Personally, I don’t like scrolling in the examples shown either, but there are nice examples where the visualisations update as scroll with the text narrative. eg http://s.telegraph.co.uk/graphics/projects/safaas-journey/index.html.
I would thought a nice design feature would be to offer stepper buttons alongside the ability to use scroll gestures. the stepper buttons would follow you down the page, and clicking takes you to anchors on the page
For example
http://swanh.net/
I would recommend you to read the following study of parrallax scrolling and the effects it has. It has a lot of similar touch points with your argumentation. The study came to the following result:
“Participants believed that the parallax scrolling website was more fun than the non-parallax scrolling website. The results of the study also showed parallax scrolling to be more effective when used in a hedonic and fun context. In spite of these benefits two of the participants suffered motion sickness and experienced significant usability issues while interacting with the parallax scrolling website. ”
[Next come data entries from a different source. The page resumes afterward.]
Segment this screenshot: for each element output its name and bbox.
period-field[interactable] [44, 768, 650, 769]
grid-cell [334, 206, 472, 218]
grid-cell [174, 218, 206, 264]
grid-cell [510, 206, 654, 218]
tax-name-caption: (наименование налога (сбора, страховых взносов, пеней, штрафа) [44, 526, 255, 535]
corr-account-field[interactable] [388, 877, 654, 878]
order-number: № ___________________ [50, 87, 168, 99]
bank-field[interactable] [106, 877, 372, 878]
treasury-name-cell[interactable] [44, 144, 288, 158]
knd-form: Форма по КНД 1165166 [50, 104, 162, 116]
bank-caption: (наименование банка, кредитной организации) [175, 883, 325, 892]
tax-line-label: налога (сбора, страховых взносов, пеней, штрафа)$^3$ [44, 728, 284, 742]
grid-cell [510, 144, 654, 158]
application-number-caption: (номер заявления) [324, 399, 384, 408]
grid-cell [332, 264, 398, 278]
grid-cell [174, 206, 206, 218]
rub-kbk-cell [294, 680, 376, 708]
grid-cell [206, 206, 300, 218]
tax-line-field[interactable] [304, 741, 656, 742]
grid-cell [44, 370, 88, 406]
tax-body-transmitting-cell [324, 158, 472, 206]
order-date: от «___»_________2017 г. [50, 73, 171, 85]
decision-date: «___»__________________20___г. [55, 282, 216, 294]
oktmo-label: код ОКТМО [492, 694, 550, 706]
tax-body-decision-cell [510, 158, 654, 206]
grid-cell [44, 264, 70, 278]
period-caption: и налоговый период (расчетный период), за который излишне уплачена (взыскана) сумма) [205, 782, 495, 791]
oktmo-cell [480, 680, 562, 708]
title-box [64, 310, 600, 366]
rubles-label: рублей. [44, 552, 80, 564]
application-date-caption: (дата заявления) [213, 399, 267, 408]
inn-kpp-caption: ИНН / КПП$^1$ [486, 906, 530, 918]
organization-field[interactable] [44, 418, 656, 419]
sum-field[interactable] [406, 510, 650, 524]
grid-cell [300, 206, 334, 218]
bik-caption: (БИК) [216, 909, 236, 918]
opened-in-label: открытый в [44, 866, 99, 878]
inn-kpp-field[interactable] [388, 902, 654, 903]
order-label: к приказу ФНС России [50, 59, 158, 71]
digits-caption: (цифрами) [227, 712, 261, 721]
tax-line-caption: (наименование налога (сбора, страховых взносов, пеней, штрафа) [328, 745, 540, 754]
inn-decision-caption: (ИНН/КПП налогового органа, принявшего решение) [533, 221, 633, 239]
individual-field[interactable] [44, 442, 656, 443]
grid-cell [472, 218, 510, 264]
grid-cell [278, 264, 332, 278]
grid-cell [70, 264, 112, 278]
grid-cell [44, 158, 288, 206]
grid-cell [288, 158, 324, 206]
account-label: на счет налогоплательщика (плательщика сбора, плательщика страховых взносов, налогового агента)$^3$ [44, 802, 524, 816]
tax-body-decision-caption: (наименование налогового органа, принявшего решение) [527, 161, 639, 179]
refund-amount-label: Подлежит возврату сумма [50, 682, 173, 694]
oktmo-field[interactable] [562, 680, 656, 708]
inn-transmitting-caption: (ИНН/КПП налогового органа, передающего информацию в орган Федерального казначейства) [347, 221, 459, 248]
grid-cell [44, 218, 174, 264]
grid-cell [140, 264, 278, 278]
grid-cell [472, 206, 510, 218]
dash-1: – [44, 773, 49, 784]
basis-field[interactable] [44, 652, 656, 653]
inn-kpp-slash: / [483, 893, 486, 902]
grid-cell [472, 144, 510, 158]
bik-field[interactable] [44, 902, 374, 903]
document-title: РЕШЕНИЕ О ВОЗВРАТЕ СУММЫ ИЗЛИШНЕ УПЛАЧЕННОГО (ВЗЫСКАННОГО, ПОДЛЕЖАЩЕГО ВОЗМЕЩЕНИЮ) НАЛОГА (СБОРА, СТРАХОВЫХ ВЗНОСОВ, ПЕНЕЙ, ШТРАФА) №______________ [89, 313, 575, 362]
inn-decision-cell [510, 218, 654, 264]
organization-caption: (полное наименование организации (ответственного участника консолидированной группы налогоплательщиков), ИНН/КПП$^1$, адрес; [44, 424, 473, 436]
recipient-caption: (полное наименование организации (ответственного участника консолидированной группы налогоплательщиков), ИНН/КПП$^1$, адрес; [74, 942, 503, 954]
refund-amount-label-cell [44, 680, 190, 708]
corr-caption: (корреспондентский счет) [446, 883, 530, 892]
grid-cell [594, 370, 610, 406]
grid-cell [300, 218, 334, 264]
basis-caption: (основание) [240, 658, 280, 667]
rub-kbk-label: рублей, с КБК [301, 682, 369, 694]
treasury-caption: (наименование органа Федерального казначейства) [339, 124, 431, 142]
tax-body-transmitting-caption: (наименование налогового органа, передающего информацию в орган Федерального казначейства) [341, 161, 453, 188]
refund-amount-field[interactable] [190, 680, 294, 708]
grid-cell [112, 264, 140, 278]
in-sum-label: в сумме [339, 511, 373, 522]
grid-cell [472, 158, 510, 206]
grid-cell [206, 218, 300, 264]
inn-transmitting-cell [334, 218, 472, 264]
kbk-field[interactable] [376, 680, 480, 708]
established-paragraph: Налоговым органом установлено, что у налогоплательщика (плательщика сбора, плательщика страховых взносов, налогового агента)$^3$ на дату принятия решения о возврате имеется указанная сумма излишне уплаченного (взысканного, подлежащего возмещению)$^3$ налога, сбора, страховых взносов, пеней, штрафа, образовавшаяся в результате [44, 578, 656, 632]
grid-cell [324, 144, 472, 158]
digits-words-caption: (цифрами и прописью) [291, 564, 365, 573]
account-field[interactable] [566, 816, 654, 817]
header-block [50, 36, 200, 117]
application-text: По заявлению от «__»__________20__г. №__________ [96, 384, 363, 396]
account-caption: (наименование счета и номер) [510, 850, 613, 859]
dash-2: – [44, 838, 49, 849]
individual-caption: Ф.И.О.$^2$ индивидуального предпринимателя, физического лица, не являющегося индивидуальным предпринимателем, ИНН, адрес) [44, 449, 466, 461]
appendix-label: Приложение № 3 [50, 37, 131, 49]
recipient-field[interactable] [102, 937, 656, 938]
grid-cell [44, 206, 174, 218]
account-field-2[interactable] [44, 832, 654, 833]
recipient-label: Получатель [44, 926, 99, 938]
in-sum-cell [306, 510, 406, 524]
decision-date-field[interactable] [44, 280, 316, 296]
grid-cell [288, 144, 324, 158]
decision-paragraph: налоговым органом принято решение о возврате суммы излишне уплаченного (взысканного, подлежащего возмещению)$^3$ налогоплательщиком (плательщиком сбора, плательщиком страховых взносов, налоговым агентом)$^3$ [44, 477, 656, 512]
Some of the arguments that you discuss deals with content type. If you really want the reader to learn something about a topic a scrolljacking parrallax superlong page might not be the best choice.
http://uxpajournal.org/the-effects-of-parallax-scrolling-on-user-experience-in-web-design/
The problem with a stepper is that if your last few steps contain the big reveal in the story, how many people make it through to the end? Take this recent one as an example, its not story points but uses tabs to navigate through. https://public.tableau.com/s/gallery/what-will-brexit-mean-uk. The first page has 41k views, 2nd – 3.5k, 3rd 1.8k, 4th 1.3k last 1k. Its not scientific and no doubt there are subtleties, but does the click to the next page approach mean that your readers never make it that far through the story? If your conclusions or big reveal is not up front there is a danger of people not seeing it. In this case its not a story so much as was to delve into the details behind the headlines and is a good example of front loading
Would be interesting if Tableau Public has any data on click through rates for storypoints, find out what % of people click through to the end and what the drop off rate is.